Several accidents involving individual and multiple vehicles have already occurred in the south of the country on Thursday, according to Sweden's Transport Administration (Trafikverket).
“There's still snow and ice on the roads and we're working at full capacity. Unfortunately the salt doesn’t bind to the roads when it’s this cold, so we’re trying different blends of salt and gravel,” Trafikverket’s head of press Bengt Olsson told news agency TT.
Trains are also struggling to cope with the conditions. The lines between Simrishamn and Ystad, as well as Kalmar and Linköping are completely closed and will not open again until Friday.
In Stockholm, a fallen overhead power line led to commuter trains halting on the busy route between Södertälje and Märsta via the capital, as well as stopping long-distance trains between Stockholm and Uppsala. It is hoped that the problem will be resolved over Thursday afternoon.
In Sweden's furthest north meanwhile, avalanche warnings are in place for the area around Kebnekaise, where the risk is judged to be three (considerable) on the international avalanche danger scale running from one to five. It is the first time a warning of that level has been put in place for the mountain.

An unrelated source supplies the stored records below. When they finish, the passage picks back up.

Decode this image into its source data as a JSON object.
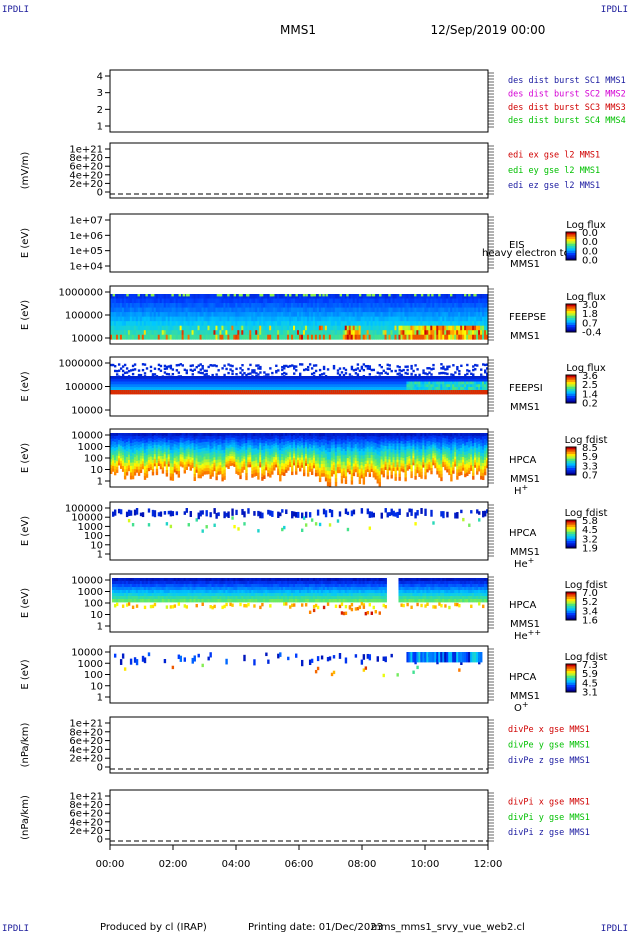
{
  "header": {
    "corner_label": "IPDLI",
    "mission": "MMS1",
    "date": "12/Sep/2019 00:00"
  },
  "footer": {
    "produced_by": "Produced by cl (IRAP)",
    "printing_date": "Printing date: 01/Dec/2023",
    "script": "mms_mms1_srvy_vue_web2.cl"
  },
  "time_axis": [
    "00:00",
    "02:00",
    "04:00",
    "06:00",
    "08:00",
    "10:00",
    "12:00"
  ],
  "colors": {
    "ch1": "#1a1aa0",
    "ch2": "#d400d4",
    "ch3": "#d00000",
    "ch4": "#00c000",
    "x": "#d00000",
    "y": "#00c000",
    "z": "#1a1aa0"
  },
  "panels": [
    {
      "id": "burst",
      "type": "lines",
      "ylabel": "",
      "yticks": [
        "4",
        "3",
        "2",
        "1"
      ],
      "ylim": [
        0.5,
        4.5
      ],
      "legend": [
        {
          "text": "des dist burst SC1 MMS1",
          "color": "#1a1aa0"
        },
        {
          "text": "des dist burst SC2 MMS2",
          "color": "#d400d4"
        },
        {
          "text": "des dist burst SC3 MMS3",
          "color": "#d00000"
        },
        {
          "text": "des dist burst SC4 MMS4",
          "color": "#00c000"
        }
      ]
    },
    {
      "id": "edi",
      "type": "lines",
      "ylabel": "(mV/m)",
      "yticks": [
        "1e+21",
        "8e+20",
        "6e+20",
        "4e+20",
        "2e+20",
        "0"
      ],
      "ylim": [
        0,
        1e+21
      ],
      "legend": [
        {
          "text": "edi ex gse l2 MMS1",
          "color": "#d00000"
        },
        {
          "text": "edi ey gse l2 MMS1",
          "color": "#00c000"
        },
        {
          "text": "edi ez gse l2 MMS1",
          "color": "#1a1aa0"
        }
      ]
    },
    {
      "id": "eis",
      "type": "spectrogram",
      "ylabel": "E (eV)",
      "yticks": [
        "1e+07",
        "1e+06",
        "1e+05",
        "1e+04"
      ],
      "label": [
        "EIS",
        "MMS1"
      ],
      "extra": "heavy electron tof",
      "cbar_title": "Log flux",
      "cbar_ticks": [
        "0.0",
        "0.0",
        "0.0",
        "0.0"
      ]
    },
    {
      "id": "feepse",
      "type": "spectrogram",
      "ylabel": "E (eV)",
      "yticks": [
        "1000000",
        "100000",
        "10000"
      ],
      "label": [
        "FEEPSE",
        "MMS1"
      ],
      "cbar_title": "Log flux",
      "cbar_ticks": [
        "3.0",
        "1.8",
        "0.7",
        "-0.4"
      ]
    },
    {
      "id": "feepsi",
      "type": "spectrogram",
      "ylabel": "E (eV)",
      "yticks": [
        "1000000",
        "100000",
        "10000"
      ],
      "label": [
        "FEEPSI",
        "MMS1"
      ],
      "cbar_title": "Log flux",
      "cbar_ticks": [
        "3.6",
        "2.5",
        "1.4",
        "0.2"
      ]
    },
    {
      "id": "hpca_h",
      "type": "spectrogram",
      "ylabel": "E (eV)",
      "yticks": [
        "10000",
        "1000",
        "100",
        "10",
        "1"
      ],
      "label": [
        "HPCA",
        "MMS1"
      ],
      "species": "H",
      "charge": "+",
      "cbar_title": "Log fdist",
      "cbar_ticks": [
        "8.5",
        "5.9",
        "3.3",
        "0.7"
      ]
    },
    {
      "id": "hpca_he",
      "type": "spectrogram",
      "ylabel": "E (eV)",
      "yticks": [
        "100000",
        "10000",
        "1000",
        "100",
        "10",
        "1"
      ],
      "label": [
        "HPCA",
        "MMS1"
      ],
      "species": "He",
      "charge": "+",
      "cbar_title": "Log fdist",
      "cbar_ticks": [
        "5.8",
        "4.5",
        "3.2",
        "1.9"
      ]
    },
    {
      "id": "hpca_hepp",
      "type": "spectrogram",
      "ylabel": "E (eV)",
      "yticks": [
        "10000",
        "1000",
        "100",
        "10",
        "1"
      ],
      "label": [
        "HPCA",
        "MMS1"
      ],
      "species": "He",
      "charge": "++",
      "cbar_title": "Log fdist",
      "cbar_ticks": [
        "7.0",
        "5.2",
        "3.4",
        "1.6"
      ]
    },
    {
      "id": "hpca_o",
      "type": "spectrogram",
      "ylabel": "E (eV)",
      "yticks": [
        "10000",
        "1000",
        "100",
        "10",
        "1"
      ],
      "label": [
        "HPCA",
        "MMS1"
      ],
      "species": "O",
      "charge": "+",
      "cbar_title": "Log fdist",
      "cbar_ticks": [
        "7.3",
        "5.9",
        "4.5",
        "3.1"
      ]
    },
    {
      "id": "divpe",
      "type": "lines",
      "ylabel": "(nPa/km)",
      "yticks": [
        "1e+21",
        "8e+20",
        "6e+20",
        "4e+20",
        "2e+20",
        "0"
      ],
      "ylim": [
        0,
        1e+21
      ],
      "legend": [
        {
          "text": "divPe x gse MMS1",
          "color": "#d00000"
        },
        {
          "text": "divPe y gse MMS1",
          "color": "#00c000"
        },
        {
          "text": "divPe z gse MMS1",
          "color": "#1a1aa0"
        }
      ]
    },
    {
      "id": "divpi",
      "type": "lines",
      "ylabel": "(nPa/km)",
      "yticks": [
        "1e+21",
        "8e+20",
        "6e+20",
        "4e+20",
        "2e+20",
        "0"
      ],
      "ylim": [
        0,
        1e+21
      ],
      "legend": [
        {
          "text": "divPi x gse MMS1",
          "color": "#d00000"
        },
        {
          "text": "divPi y gse MMS1",
          "color": "#00c000"
        },
        {
          "text": "divPi z gse MMS1",
          "color": "#1a1aa0"
        }
      ]
    }
  ],
  "chart_data": {
    "type": "heatmap",
    "x": [
      "00:00",
      "02:00",
      "04:00",
      "06:00",
      "08:00",
      "10:00",
      "12:00"
    ],
    "xlim": [
      "00:00",
      "12:00"
    ],
    "series": [
      {
        "name": "FEEPSE",
        "yrange_eV": [
          10000,
          1000000
        ],
        "cbar": [
          -0.4,
          3.0
        ]
      },
      {
        "name": "FEEPSI",
        "yrange_eV": [
          10000,
          1000000
        ],
        "cbar": [
          0.2,
          3.6
        ]
      },
      {
        "name": "HPCA H+",
        "yrange_eV": [
          1,
          10000
        ],
        "cbar": [
          0.7,
          8.5
        ]
      },
      {
        "name": "HPCA He+",
        "yrange_eV": [
          1,
          100000
        ],
        "cbar": [
          1.9,
          5.8
        ]
      },
      {
        "name": "HPCA He++",
        "yrange_eV": [
          1,
          10000
        ],
        "cbar": [
          1.6,
          7.0
        ]
      },
      {
        "name": "HPCA O+",
        "yrange_eV": [
          1,
          10000
        ],
        "cbar": [
          3.1,
          7.3
        ]
      }
    ]
  }
}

While the worst is believed to be over, more snow is expected to fall on Thursday in south-east Skåne and northern Kalmar, as well as the Östergötland cost. Some heavy snow could also fall in the south-eastern part of the Stockholm area.
And a fresh area of snow from the south-east is expected to move in over Götaland on Thursday night, though meteorologists say there is still a chance it could split up and disperse beforehand. In the north meanwhile, the big freeze will continue.
“Further north there’s more high-pressure weather. It's cold and clear across large parts of Norrland, and in northern Dalarna it has been just under minus 30 degrees Celsius during the night,” meteorologist Therese Gadd explained to TT.
Trafikverket advises anyone considering driving to stay up to date with the weather changes, and in particular to make sure to find out about the local weather conditions rather than relying on general reports.
“Don't overestimate your own ability. In this kind of situation it can be more difficult than you think, even with studded tires on the car,” Olsson recommended.